- Folha de S. Paulo
Como que para honrar o mito, o PSDB é incapaz de decidir-se. Para a ala fernandista do partido, se o impeachment não é algo inevitável (a consequência direta de alguma descoberta das investigações), não faz sentido persegui-lo. Já para os aecistas, tudo é uma questão de clima político e, se a população deseja tirar a presidente, cabe à oposição liderar o processo.
As ambivalências tucanas não são gratuitas. Elas têm origem na própria ambiguidade do instituto do impeachment, que surgiu na Inglaterra medieval como um mecanismo judiciário que permitia processar autoridades. Como em caso de impeachment elas eram julgadas pelo Parlamento, e não pelas cortes, controladas pela Coroa, havia uma chance de os amigos do rei serem condenados.

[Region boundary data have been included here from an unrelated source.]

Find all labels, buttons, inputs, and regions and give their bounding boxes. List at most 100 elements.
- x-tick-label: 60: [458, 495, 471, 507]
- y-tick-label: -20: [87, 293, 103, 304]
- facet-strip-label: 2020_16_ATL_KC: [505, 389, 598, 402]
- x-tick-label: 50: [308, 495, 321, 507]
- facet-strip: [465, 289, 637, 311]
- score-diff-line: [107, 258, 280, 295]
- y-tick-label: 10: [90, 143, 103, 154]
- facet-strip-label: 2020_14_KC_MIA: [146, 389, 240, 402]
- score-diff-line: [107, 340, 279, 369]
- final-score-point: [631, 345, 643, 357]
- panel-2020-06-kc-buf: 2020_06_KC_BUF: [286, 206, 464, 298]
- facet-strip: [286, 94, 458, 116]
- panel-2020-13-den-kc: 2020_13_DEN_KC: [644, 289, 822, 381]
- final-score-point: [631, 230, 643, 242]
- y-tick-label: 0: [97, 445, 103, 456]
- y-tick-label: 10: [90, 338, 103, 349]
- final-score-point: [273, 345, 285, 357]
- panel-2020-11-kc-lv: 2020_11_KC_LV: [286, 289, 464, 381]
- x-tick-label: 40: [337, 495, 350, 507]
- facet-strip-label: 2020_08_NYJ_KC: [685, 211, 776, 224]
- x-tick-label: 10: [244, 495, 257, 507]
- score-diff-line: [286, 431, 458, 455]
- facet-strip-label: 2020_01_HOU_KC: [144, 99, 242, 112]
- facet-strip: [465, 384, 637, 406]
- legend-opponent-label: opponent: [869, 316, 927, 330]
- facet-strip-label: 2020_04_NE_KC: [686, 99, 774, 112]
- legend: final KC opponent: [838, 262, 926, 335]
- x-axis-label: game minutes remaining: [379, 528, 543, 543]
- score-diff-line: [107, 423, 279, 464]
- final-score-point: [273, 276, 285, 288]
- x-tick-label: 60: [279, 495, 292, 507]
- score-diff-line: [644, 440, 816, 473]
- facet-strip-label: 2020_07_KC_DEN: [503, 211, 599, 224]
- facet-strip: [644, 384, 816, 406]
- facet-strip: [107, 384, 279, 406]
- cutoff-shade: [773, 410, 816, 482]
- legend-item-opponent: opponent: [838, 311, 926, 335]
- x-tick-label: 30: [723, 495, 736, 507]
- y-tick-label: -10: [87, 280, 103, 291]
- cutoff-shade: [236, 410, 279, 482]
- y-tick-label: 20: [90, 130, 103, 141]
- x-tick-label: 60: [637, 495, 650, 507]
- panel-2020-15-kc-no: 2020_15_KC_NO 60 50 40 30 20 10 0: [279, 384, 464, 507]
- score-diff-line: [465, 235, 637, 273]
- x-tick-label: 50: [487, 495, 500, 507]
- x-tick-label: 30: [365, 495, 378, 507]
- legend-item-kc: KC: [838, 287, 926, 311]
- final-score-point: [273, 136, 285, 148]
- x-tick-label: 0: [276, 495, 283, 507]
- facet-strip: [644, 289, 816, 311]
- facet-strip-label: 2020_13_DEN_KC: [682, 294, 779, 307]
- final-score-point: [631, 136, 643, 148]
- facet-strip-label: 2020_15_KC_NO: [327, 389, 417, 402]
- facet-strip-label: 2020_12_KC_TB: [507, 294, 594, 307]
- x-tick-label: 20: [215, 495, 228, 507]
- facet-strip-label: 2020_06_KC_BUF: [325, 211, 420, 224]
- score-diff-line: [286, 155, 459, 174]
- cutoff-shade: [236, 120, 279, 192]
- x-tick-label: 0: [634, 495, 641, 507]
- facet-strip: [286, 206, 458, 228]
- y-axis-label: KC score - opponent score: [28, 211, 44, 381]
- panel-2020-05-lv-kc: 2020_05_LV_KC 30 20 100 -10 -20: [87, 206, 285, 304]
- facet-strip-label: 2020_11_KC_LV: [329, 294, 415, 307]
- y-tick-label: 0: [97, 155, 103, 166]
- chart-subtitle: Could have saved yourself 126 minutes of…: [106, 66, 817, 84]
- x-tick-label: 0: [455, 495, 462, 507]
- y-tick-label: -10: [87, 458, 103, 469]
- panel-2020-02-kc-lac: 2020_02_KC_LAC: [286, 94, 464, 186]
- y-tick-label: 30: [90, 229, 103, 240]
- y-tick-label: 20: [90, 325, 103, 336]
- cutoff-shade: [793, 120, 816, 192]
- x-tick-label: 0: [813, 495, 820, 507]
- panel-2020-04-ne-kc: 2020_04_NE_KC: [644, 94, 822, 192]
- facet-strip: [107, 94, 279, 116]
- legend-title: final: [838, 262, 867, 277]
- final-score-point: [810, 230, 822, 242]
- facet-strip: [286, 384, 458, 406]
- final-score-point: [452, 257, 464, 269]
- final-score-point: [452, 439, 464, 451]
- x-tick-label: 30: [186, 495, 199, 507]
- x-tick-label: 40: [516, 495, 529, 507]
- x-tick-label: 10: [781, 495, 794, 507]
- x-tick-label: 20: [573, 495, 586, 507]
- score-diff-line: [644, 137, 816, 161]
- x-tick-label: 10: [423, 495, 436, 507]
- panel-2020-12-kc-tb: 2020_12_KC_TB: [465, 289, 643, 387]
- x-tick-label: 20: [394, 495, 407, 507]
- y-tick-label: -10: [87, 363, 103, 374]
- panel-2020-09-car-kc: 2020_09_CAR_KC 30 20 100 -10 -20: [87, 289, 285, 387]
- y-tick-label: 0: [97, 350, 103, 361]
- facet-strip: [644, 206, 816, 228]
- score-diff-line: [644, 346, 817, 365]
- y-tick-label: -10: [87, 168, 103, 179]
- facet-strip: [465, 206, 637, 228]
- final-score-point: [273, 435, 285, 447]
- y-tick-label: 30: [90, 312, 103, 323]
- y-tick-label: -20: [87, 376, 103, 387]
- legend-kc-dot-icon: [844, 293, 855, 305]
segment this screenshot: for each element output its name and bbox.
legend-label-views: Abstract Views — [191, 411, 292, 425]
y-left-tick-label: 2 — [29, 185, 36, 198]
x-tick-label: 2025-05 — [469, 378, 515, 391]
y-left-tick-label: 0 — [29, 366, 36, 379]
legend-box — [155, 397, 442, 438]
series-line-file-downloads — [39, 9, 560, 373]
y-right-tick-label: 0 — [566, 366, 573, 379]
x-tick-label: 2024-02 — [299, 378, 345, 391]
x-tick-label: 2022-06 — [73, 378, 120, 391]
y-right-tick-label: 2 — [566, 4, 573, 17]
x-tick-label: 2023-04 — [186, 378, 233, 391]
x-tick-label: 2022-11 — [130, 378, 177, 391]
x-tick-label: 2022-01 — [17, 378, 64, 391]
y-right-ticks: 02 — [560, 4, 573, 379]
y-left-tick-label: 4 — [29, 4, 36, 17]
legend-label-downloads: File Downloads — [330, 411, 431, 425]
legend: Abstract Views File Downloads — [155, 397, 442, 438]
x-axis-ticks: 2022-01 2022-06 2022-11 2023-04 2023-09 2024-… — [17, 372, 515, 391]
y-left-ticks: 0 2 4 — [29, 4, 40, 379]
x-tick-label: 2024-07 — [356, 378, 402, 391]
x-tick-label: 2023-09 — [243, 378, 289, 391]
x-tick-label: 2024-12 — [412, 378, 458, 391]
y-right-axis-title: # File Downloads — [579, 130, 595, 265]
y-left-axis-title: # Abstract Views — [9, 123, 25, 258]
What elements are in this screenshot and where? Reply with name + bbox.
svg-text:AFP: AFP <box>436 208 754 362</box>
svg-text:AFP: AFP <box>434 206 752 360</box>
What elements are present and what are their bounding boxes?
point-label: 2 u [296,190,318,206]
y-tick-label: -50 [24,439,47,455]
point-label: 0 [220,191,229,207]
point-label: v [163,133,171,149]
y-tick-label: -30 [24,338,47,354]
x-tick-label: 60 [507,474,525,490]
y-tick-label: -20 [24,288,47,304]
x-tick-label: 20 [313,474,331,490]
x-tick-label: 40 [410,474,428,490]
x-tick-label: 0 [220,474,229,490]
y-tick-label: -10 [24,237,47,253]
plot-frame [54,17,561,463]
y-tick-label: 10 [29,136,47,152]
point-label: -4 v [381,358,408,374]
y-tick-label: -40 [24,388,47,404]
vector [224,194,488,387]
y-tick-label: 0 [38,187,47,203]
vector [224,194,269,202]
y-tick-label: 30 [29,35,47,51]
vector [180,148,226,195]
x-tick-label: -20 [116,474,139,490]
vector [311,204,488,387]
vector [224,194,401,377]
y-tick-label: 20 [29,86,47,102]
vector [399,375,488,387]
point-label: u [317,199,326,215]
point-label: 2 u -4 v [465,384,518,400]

À medida, porém, que as instituições evoluíram e se tornaram mais impessoais, o impeachment foi perdendo suas funções originais. Vai evoluindo para um dispositivo emergencial de controle político, uma forma de o Legislativo arrancar do poder governantes que se tornaram maciçamente impopulares. Prova-o a amplitude dos "tipos penais" capazes de sustentar um processo de afastamento. Dois de meus favoritos são "proceder de modo incompatível com a dignidade, a honra e o decoro do cargo" (art. 9º, 7 da lei nº 1.079/50) e "negligenciar a arrecadação das rendas impostos e taxas, bem como a conservação do patrimônio nacional" (art. 11, 5).
O impeachment virou a versão presidencialista do voto de desconfiança comum nos regimes parlamentares, só que ainda fantasiado de procedimento jurídico. Penso que a democracia ganharia se aposentássemos esse fóssil institucional e o substituíssemos por um sistema de "recall" de voto, como existe em vários Estados dos EUA e na Venezuela.
Luciano I. de Castro, professor na Universidade de Iowa, tem um esclarecedor artigo acadêmico (bit.ly/1bBvHu5) sobre isso, que recomendo.